Я не нашелся, что ему на это ответить.

ЧАСТЬ ВТОРАЯ. МАТВЕЙ

XVI

В приемную Шайке Алона я вошел около девяти часов утра. Главный редактор "Мевасера" был уже на месте: из-за притворенной двери кабинета доносился его приглушенный голос. Судя по интонациям, он основательно вставлял своему собеседнику, но ответов слышно не было. Перечить Алону в здании "Мевасера" было как-то не принято... Бессменная секретарша Алона, пожилая очкастая Ривка, сперва даже не узнала меня — в полевой форме и с М-16. Она, возможно, приняла меня за кого-нибудь из племянников Шайке или, хуже того, за одного из его многочисленных новых протеже, штампованных ювенилов из армейской пресс-службы.

— Чем могу помочь? — ее вопрос прозвучал сухо, как слова признательности из аппарата по продаже сигарет.

— Ривка, доброе утро, — поздоровался я.

— Боже мой, Илья! — она всплеснула руками, — тебя и не узнать в этой форме... А я думала, что русские не служат... Ты две ложки кладешь в растворимый? Мой повелитель занят, важный разговор, освободится минут через пять. А лимон положить? Я так давно тебя не видела...
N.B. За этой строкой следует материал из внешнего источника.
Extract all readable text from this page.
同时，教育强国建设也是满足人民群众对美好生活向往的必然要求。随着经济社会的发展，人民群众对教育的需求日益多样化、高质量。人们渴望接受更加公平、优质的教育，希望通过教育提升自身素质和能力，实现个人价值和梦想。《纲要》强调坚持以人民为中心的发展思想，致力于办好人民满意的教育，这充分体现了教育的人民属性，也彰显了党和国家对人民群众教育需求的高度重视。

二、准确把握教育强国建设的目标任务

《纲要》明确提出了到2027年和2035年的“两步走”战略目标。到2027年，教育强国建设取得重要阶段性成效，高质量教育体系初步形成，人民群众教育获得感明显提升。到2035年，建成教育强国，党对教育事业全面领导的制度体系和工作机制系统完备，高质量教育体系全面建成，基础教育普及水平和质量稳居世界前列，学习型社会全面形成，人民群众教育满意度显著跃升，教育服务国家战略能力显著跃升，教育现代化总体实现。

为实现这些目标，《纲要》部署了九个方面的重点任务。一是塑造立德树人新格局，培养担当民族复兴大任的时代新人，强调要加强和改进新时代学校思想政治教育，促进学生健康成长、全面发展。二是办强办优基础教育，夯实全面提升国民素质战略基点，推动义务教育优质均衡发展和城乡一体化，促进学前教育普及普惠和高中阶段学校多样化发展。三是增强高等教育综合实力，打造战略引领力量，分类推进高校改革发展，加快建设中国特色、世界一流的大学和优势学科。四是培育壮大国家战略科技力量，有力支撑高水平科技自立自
Произнеся это все на одном дыхании, Ривка принялась делать мне кофе. Я присел в одно из кожаных кресел возле ее стола.

— Я слышала о том, что случилось с твоим другом Моти. Трагедия, ужасная трагедия. Как такое могло произойти, совершенно невероятная вещь. И молодой же парень, тридцать лет всего, — Ривка протянула мне чашку кофе с плавающим на поверхности лимоном, — Шайке говорит, что он успел прислать какой-то репортаж... Журналист гибнет на работе...

Я глотал горячий кофе, ничего ей не отвечая. Ривкины монологи этого и не требовали.

— А почему ты больше ничего для нас не пишешь, — продолжала Ривка, — я уже не оформляла тебе чеков почти полгода. Другие дела, наверное, поинтереснее, — в ее голосе промелькнула нотка обиды, — но Шайке мне несколько раз говорил, что хочет заказать тебе материал... Судя по чекам, он этого так и не сделал, он такой забывчивый, такой забывчивый, ему все время надо обо всем напоминать...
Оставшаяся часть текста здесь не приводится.